Future of Engine Building: The Road Ahead for Machining - Page 3 of 3 - Engine Builder Magazine

Future of Engine Building: The Road Ahead for Machining

The future always seemed so far away for some reason. You had cartoons featuring flying cars and movies about aliens and galaxies far, far away.

Machines will continue to get more accurate and easier to operate. As materials improve and machining techniques improve, experts say that machines will become smaller. Industry professionals say it is also likely that you will see more and more machining equipped with CNC controls. Anything that requires a lot of direct, hands-on labor to operate such as cylinder hones and seat & guide machines.

Engine builders and shops must be able to bill more hours with less employees in order to survive into the future. As we have seen during the last 20 years of our “Machine Shop Market Profile,” which is a comprehensive study of machine shop operations, pricing continues to hold to levels of a previous era and often don’t reflect today’s economy. Therefore, it will be imperative to run a lean operation, and also, with new equipment, be able to charge a fair price for your services.

One expert says that as an industry, engine builders have by and large held on to old ways and old equipment longer than other machining-focused industries. Most automotive machine shops don’t own a CNC machine.

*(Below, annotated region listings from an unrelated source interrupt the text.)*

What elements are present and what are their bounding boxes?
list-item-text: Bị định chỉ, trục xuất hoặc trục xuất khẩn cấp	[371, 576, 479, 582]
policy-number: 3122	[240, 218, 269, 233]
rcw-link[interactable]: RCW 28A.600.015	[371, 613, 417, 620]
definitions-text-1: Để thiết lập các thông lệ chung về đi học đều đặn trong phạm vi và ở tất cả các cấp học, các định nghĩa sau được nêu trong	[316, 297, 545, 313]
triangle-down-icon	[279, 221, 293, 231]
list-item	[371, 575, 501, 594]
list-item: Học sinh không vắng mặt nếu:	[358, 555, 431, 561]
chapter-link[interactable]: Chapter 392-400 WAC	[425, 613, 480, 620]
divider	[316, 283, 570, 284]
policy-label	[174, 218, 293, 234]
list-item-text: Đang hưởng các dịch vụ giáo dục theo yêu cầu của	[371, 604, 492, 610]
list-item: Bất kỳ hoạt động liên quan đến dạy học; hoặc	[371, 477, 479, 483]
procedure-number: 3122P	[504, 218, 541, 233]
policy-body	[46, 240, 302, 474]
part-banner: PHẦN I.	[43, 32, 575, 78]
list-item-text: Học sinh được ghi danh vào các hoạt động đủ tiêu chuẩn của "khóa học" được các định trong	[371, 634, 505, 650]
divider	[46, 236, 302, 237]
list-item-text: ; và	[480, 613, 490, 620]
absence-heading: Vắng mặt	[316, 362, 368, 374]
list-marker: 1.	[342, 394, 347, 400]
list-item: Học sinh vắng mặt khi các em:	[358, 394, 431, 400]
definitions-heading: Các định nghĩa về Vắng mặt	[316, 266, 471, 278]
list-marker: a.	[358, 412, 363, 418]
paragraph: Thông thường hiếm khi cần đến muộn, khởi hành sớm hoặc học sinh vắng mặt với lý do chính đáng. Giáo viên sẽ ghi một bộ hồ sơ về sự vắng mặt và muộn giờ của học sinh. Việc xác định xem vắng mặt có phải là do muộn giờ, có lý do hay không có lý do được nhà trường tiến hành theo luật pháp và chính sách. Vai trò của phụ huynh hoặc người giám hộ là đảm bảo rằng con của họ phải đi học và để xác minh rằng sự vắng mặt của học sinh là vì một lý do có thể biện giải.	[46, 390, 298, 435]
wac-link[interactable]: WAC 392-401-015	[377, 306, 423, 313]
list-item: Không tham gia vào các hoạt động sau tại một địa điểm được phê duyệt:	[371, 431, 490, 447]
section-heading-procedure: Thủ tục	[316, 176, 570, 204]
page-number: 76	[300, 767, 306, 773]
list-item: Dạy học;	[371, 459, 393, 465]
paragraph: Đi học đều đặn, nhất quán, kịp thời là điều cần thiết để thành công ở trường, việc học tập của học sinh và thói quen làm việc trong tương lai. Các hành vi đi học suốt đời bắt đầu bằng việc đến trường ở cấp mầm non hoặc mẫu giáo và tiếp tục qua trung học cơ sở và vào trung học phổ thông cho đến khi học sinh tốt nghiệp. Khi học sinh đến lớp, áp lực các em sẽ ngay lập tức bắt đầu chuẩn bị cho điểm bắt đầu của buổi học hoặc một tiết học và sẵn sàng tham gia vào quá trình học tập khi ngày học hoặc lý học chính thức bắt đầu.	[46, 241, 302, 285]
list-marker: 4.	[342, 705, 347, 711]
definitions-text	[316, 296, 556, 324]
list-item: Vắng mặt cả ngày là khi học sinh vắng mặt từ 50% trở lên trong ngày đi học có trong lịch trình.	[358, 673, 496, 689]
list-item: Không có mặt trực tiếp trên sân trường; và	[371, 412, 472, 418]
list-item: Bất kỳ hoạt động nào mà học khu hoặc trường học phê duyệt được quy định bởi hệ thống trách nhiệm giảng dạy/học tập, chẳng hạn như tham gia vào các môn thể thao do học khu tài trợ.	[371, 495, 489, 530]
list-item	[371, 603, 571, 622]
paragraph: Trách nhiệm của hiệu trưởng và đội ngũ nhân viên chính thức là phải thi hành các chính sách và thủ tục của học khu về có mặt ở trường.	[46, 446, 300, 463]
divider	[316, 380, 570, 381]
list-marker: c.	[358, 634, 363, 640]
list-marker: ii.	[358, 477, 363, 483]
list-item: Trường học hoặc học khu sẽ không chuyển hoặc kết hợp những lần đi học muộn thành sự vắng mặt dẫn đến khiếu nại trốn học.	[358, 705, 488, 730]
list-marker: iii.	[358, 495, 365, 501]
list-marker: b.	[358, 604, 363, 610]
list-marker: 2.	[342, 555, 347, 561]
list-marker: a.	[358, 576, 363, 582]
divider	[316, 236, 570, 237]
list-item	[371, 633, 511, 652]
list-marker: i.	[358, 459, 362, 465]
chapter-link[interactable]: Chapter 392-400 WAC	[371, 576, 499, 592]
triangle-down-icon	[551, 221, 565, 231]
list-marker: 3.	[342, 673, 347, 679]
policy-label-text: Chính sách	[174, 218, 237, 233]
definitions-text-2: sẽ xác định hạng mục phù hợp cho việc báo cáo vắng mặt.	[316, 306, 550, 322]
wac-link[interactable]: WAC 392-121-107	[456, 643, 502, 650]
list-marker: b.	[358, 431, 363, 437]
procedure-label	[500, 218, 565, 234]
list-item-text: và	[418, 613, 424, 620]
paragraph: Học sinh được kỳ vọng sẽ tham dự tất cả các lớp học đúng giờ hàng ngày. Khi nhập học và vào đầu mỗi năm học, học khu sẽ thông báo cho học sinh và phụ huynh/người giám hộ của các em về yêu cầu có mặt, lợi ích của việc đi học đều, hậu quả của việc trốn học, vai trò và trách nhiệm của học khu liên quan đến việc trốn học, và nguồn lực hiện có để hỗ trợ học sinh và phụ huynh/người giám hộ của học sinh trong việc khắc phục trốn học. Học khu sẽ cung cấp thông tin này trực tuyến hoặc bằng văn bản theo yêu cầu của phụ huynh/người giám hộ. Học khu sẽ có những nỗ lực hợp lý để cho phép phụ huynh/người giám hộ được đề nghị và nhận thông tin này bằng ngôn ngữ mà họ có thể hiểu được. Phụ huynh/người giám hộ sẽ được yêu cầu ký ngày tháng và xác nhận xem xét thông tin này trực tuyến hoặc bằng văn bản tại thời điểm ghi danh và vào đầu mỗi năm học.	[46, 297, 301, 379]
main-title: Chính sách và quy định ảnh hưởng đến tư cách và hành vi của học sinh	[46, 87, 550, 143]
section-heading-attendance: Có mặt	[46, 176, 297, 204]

In fact, our “2012 Machine Shop Market Profile” revealed that only 12 percent of shops own a CNC. In the next 10 years, many experts believe it will be a necessity and not an option.

With the way parts are designed today, it will be impossible to complete jobs profitably without one. CNC machining centers like those from Centroid, Rottler and others, operate as profit centers as much as machines. They are essentially turnkey businesses that the engine builder will then have to go out and find the market for his products, but the expertise and precision will be mostly handled by the CNC.

Some experts we spoke to believe you may see robots on such mundane operations as loading a valve in a valve refacers. Most jobs or parts vary widely in size and shape from part to part. However, you may see a robot be able to load a valve in the chuck of a valve refacer for grinding or a connecting rod for boring, or possibly a block into honing machine.

Another key trend for the future will be the growth in the use of digitizing probes, which experts believe will be very prevalent in the machine shops of the future. As software improves the ability to use digitizing for other than just copying ports in a cylinder head is growing dramatically. This technology allows operators with little training on CAM systems to duplicate parts much more easily.

Machining in the future will be much more scaled down to a level to where a small shop will be able to produce as much as a large shop today. With CNC prices coming down to affordable levels that can be operated more easily by fewer skilled workers, it is going to turn the industry in many directions.

Parts will be able to be manufactured by printing them to a 3D printer in some cases, and in others a 3D printer can make prototypes that can then be produced on a CNC for small scale manufacturing purposes. Some of these dreams are already a reality, but in the future, the sky’s the limit. And at least you won’t need to worry about running into one of those “flying” cars.